Quatre raisons qui expliquent la baisse de la productivité en zone euro

La zone euro connaît un ralentissement très important de la productivité du travail, depuis 2008, beaucoup plus important que les États-Unis. Cette baisse est un handicap pour la croissance et pour le niveau des rémunérations.

La zone euro a connu un réel décrochage de sa productivité par rapport aux États-Unis depuis trente ans. La productivité par tête n’a progressé que de 20 % en zone euro depuis 1990, contre plus de 80 % aux États-Unis.
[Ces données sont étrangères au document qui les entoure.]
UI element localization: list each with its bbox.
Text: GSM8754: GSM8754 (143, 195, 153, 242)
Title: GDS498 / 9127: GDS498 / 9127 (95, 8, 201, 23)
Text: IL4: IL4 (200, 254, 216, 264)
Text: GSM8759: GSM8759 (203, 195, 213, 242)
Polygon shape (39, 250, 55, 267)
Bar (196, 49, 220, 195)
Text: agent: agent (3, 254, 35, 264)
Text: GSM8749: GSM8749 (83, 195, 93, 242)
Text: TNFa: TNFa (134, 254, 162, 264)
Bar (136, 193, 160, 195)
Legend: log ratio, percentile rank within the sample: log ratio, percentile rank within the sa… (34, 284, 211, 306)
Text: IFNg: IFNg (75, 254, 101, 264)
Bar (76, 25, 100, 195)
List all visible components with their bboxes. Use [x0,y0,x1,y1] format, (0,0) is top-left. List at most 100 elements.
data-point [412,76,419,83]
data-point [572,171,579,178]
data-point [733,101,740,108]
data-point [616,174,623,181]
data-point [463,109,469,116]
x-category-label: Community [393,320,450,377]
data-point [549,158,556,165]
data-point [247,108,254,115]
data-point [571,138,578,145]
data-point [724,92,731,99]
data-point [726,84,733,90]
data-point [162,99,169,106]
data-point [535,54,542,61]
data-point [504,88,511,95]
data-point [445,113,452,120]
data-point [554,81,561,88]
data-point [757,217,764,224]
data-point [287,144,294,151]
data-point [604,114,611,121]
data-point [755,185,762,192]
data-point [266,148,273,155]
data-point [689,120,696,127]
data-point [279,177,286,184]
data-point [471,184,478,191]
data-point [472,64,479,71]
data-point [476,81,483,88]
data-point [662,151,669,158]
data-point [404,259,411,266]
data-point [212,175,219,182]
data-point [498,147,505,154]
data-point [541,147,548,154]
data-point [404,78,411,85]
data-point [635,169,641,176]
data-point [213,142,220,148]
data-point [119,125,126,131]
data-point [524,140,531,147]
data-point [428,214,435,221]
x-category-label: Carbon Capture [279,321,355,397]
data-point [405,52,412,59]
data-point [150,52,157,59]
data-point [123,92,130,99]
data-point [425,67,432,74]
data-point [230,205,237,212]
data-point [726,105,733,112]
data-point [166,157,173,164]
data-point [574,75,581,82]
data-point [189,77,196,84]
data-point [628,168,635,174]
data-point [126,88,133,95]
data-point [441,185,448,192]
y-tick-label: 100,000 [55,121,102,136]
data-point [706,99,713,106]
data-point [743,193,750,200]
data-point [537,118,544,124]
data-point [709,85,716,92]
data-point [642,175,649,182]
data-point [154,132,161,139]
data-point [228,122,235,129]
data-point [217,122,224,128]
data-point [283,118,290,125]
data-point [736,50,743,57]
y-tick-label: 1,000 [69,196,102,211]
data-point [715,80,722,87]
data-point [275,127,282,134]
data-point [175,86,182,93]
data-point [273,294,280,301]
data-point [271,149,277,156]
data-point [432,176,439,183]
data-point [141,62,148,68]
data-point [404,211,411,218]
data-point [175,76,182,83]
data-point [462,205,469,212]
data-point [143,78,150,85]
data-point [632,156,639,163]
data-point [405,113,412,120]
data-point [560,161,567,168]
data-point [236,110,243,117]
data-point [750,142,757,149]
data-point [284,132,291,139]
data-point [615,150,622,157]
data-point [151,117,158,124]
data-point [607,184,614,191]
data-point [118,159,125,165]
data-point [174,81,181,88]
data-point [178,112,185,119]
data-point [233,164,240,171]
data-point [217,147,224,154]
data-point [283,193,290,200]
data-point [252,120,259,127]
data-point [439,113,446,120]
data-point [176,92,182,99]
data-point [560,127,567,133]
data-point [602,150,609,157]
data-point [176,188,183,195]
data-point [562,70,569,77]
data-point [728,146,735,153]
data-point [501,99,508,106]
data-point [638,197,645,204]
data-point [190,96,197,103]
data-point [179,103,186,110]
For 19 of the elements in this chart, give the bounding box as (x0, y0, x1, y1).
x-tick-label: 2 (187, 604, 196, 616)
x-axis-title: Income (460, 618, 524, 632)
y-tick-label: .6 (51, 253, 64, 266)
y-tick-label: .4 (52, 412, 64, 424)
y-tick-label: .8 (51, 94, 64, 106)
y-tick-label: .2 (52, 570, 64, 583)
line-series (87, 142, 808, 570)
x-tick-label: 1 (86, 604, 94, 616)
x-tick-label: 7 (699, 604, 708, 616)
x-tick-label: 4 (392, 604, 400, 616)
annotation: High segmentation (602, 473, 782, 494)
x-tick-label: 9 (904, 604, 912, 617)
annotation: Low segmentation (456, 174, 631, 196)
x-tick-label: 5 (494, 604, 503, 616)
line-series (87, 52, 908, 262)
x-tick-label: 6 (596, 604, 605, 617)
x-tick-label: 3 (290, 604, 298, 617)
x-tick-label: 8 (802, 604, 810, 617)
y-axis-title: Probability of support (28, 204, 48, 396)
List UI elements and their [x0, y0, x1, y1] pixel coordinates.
L’écart s’est creusé au début des années 2000 et après la crise de 2008. Les États-Unis connaissant néanmoins depuis 2019 également une stagnation, voire une diminution de leur productivité.

1 – La baisse de la durée du travail en zone euro

La durée du travail dans la zone euro est en baisse constante surtout depuis 2008, et fortement depuis 2020. Si aux États-Unis, elle est stable depuis trente ans, elle s’est contractée de plus de 10 % au sein des États membres de la zone euro. La crise sanitaire a créé un nouveau décrochage. Moins de salariés européens sont disposés à effectuer un nombre important d’heures et à accepter les emplois avec des horaires décalés. Les entreprises sont contraintes de recourir à un plus grand nombre de salariés pour réaliser un même niveau de production. Ce phénomène induit une baisse de la productivité par tête.
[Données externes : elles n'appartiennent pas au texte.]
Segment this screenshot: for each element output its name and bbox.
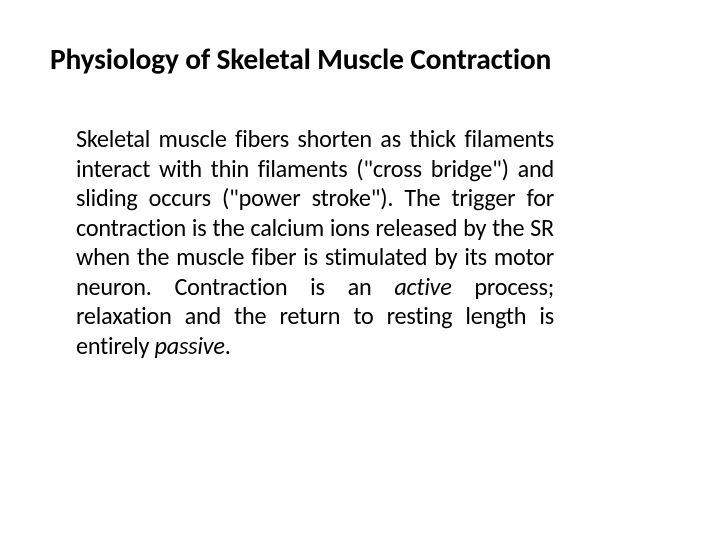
- slide-container: Physiology of Skeletal Muscle Contractio…: [0, 0, 720, 540]
- slide-title: Physiology of Skeletal Muscle Contractio…: [50, 42, 670, 77]
- body-emphasis-passive: passive: [155, 332, 225, 361]
- slide-body-paragraph: Skeletal muscle fibers shorten as thick …: [50, 125, 670, 361]
- body-emphasis-active: active: [394, 273, 451, 302]
- body-part-4: .: [225, 332, 231, 361]
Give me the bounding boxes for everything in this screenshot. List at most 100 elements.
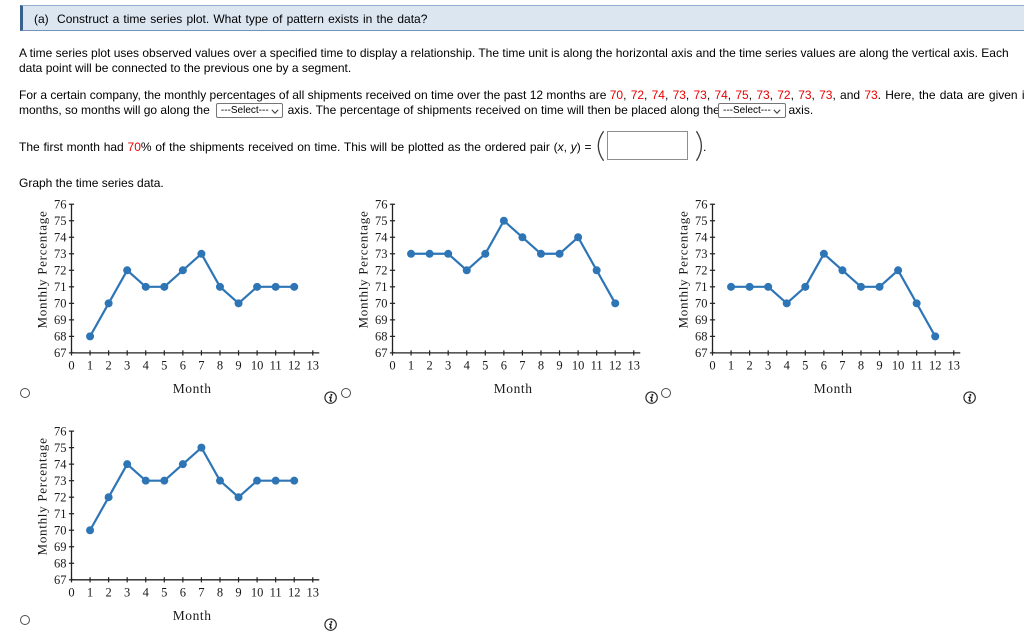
svg-text:8: 8 xyxy=(537,359,543,373)
svg-text:0: 0 xyxy=(68,359,74,373)
svg-text:73: 73 xyxy=(54,247,67,261)
svg-text:11: 11 xyxy=(590,359,602,373)
svg-text:Month: Month xyxy=(493,381,532,396)
svg-text:74: 74 xyxy=(375,230,388,244)
svg-text:76: 76 xyxy=(54,197,67,211)
svg-text:Monthly Percentage: Monthly Percentage xyxy=(676,211,691,329)
svg-text:68: 68 xyxy=(695,330,708,344)
svg-text:7: 7 xyxy=(198,359,204,373)
svg-text:3: 3 xyxy=(765,359,771,373)
svg-text:13: 13 xyxy=(307,585,320,599)
svg-text:74: 74 xyxy=(54,457,67,471)
svg-text:71: 71 xyxy=(695,280,708,294)
svg-text:0: 0 xyxy=(709,359,715,373)
svg-text:2: 2 xyxy=(105,359,111,373)
svg-text:9: 9 xyxy=(235,359,241,373)
svg-text:74: 74 xyxy=(54,230,67,244)
svg-text:4: 4 xyxy=(143,359,150,373)
svg-text:70: 70 xyxy=(695,297,708,311)
svg-text:10: 10 xyxy=(571,359,584,373)
svg-text:8: 8 xyxy=(217,585,223,599)
svg-text:13: 13 xyxy=(948,359,961,373)
svg-text:70: 70 xyxy=(375,297,388,311)
svg-text:9: 9 xyxy=(556,359,562,373)
svg-text:4: 4 xyxy=(463,359,470,373)
svg-text:73: 73 xyxy=(695,247,708,261)
svg-text:71: 71 xyxy=(54,507,67,521)
svg-text:68: 68 xyxy=(375,330,388,344)
svg-text:0: 0 xyxy=(68,585,74,599)
svg-text:75: 75 xyxy=(54,441,67,455)
svg-text:5: 5 xyxy=(161,359,167,373)
svg-text:8: 8 xyxy=(217,359,223,373)
svg-text:11: 11 xyxy=(270,585,282,599)
svg-text:72: 72 xyxy=(54,490,67,504)
svg-text:7: 7 xyxy=(839,359,845,373)
svg-text:10: 10 xyxy=(251,585,264,599)
svg-text:5: 5 xyxy=(802,359,808,373)
svg-text:6: 6 xyxy=(180,359,186,373)
svg-text:72: 72 xyxy=(695,264,708,278)
svg-text:70: 70 xyxy=(54,297,67,311)
svg-text:2: 2 xyxy=(746,359,752,373)
svg-text:7: 7 xyxy=(198,585,204,599)
svg-text:75: 75 xyxy=(54,214,67,228)
svg-text:11: 11 xyxy=(270,359,282,373)
svg-text:5: 5 xyxy=(482,359,488,373)
svg-text:13: 13 xyxy=(307,359,320,373)
svg-text:74: 74 xyxy=(695,230,708,244)
svg-text:5: 5 xyxy=(161,585,167,599)
svg-text:3: 3 xyxy=(445,359,451,373)
svg-text:2: 2 xyxy=(105,585,111,599)
svg-text:12: 12 xyxy=(929,359,942,373)
svg-text:72: 72 xyxy=(375,264,388,278)
svg-text:69: 69 xyxy=(54,540,67,554)
svg-text:Month: Month xyxy=(173,608,212,623)
svg-text:75: 75 xyxy=(375,214,388,228)
svg-text:12: 12 xyxy=(608,359,621,373)
svg-text:4: 4 xyxy=(784,359,791,373)
svg-text:69: 69 xyxy=(375,313,388,327)
svg-text:Month: Month xyxy=(814,381,853,396)
svg-text:72: 72 xyxy=(54,264,67,278)
svg-text:67: 67 xyxy=(375,346,388,360)
svg-text:6: 6 xyxy=(180,585,186,599)
svg-text:68: 68 xyxy=(54,556,67,570)
svg-text:8: 8 xyxy=(858,359,864,373)
svg-text:10: 10 xyxy=(251,359,264,373)
svg-text:76: 76 xyxy=(375,197,388,211)
svg-text:6: 6 xyxy=(821,359,827,373)
svg-text:6: 6 xyxy=(500,359,506,373)
svg-text:67: 67 xyxy=(54,346,67,360)
svg-text:71: 71 xyxy=(54,280,67,294)
svg-text:1: 1 xyxy=(87,359,93,373)
svg-text:Month: Month xyxy=(173,381,212,396)
svg-text:1: 1 xyxy=(87,585,93,599)
svg-text:10: 10 xyxy=(892,359,905,373)
svg-text:11: 11 xyxy=(911,359,923,373)
svg-text:12: 12 xyxy=(288,359,301,373)
svg-text:70: 70 xyxy=(54,523,67,537)
svg-text:Monthly Percentage: Monthly Percentage xyxy=(35,437,50,555)
svg-text:3: 3 xyxy=(124,585,130,599)
svg-text:69: 69 xyxy=(54,313,67,327)
svg-text:9: 9 xyxy=(235,585,241,599)
svg-text:1: 1 xyxy=(728,359,734,373)
svg-text:73: 73 xyxy=(54,474,67,488)
svg-text:1: 1 xyxy=(407,359,413,373)
svg-text:67: 67 xyxy=(54,573,67,587)
svg-text:4: 4 xyxy=(143,585,150,599)
svg-text:68: 68 xyxy=(54,330,67,344)
svg-text:Monthly Percentage: Monthly Percentage xyxy=(355,211,370,329)
svg-text:71: 71 xyxy=(375,280,388,294)
svg-text:0: 0 xyxy=(389,359,395,373)
svg-text:7: 7 xyxy=(519,359,525,373)
svg-text:Monthly Percentage: Monthly Percentage xyxy=(35,211,50,329)
svg-text:2: 2 xyxy=(426,359,432,373)
svg-text:12: 12 xyxy=(288,585,301,599)
svg-text:3: 3 xyxy=(124,359,130,373)
svg-text:75: 75 xyxy=(695,214,708,228)
svg-text:13: 13 xyxy=(627,359,640,373)
svg-text:73: 73 xyxy=(375,247,388,261)
svg-text:76: 76 xyxy=(695,197,708,211)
2 – Le recul de l’accumulation de capital

Une accumulation plus faible du capital conduit normalement à moins de gains de productivité. De 1995 à 2022, le stock de capital net hors logement par emploi n’a augmenté que de 35 % en zone euro, contre 120 % aux États-Unis. Le stock de capital net hors logement a ainsi progressé de 60 % en trente-cinq ans en zone euro quand il a augmenté de 150 % aux États-Unis.

3 – Stagnation et refus du progrès technique

L’Europe, continent des grandes découvertes industrielles et des grandes inventions qui ont changé le cours de l’économie à compter du XVIIIe, est devenue réfractaire au progrès technique. Elle est supplantée par les États-Unis et l’Asie. Depuis 2007, la productivité globale des facteurs ne progresse plus en Europe quand elle a progressé de plus de 15 % aux États-Unis. Les métiers scientifiques attirent peu en Europe et tout particulièrement en France où le niveau en mathématiques a connu un déclin sans précédent lors de ces vingt dernières années. La baisse des compétences de la population active est également mise en avant pour expliquer le décrochage de l’Europe mais celle-ci est également constatée outre-Atlantique. Les États-Unis sont en revanche plus en capacité d’attirer les talents extérieurs. Le taux d’emploi de la zone euro s’améliore tout en restant inférieur à celui des États-Unis où, en revanche, il régresse légèrement. Cette évolution devrait être favorable à la productivité européenne mais pour le moment cela n’est pas constaté.

4 – Une structure de production défavorable à la productivité en Europe

Si la structure sectorielle de l’emploi se déforme au profit d’emplois peu qualifiés, peu productifs, les gains de productivité se réduisent. La tertiarisation a été souvent jugée responsable de l’évolution de la productivité. Le développement des emplois dans les services dits domestiques (services à la personne en particulier) ne favorise pas la diffusion du progrès technique. Cette tertiarisation ne saurait expliquer l’écart de productivité entre les États-Unis et l’Europe. L’emploi industriel a diminué plus rapidement outre-Atlantique que sur le vieux continent. En 2021, son poids au sein de la population active était respectivement de 8 et de 13 %. Les emplois de services peu sophistiqués (services à la personne, distribution, hébergement — restauration, loisirs, transports) représentent 33 % des emplois aux États-Unis, contre 31 % en zone euro. Ces dernières années, l’emploi dans les Nouvelles Technologies progresse plus vite dans la zone euro qui rattrape son retard sur les États-Unis. En revanche, en matière de services financiers, l’écart de part et d’autre de l’Atlantique reste conséquent. Les emplois dans ce secteur représentent 6 % de l’emploi aux États-Unis, contre 2 % en zone euro.

En résumé, la zone euro paie l’absence de grandes entreprises dans le secteur des nouvelles techniques de l’information et de la communication. Elle est également handicapée par la fragmentation de son marché en particulier au niveau financier, ce qui limite les capacités de croissance des entreprises européennes.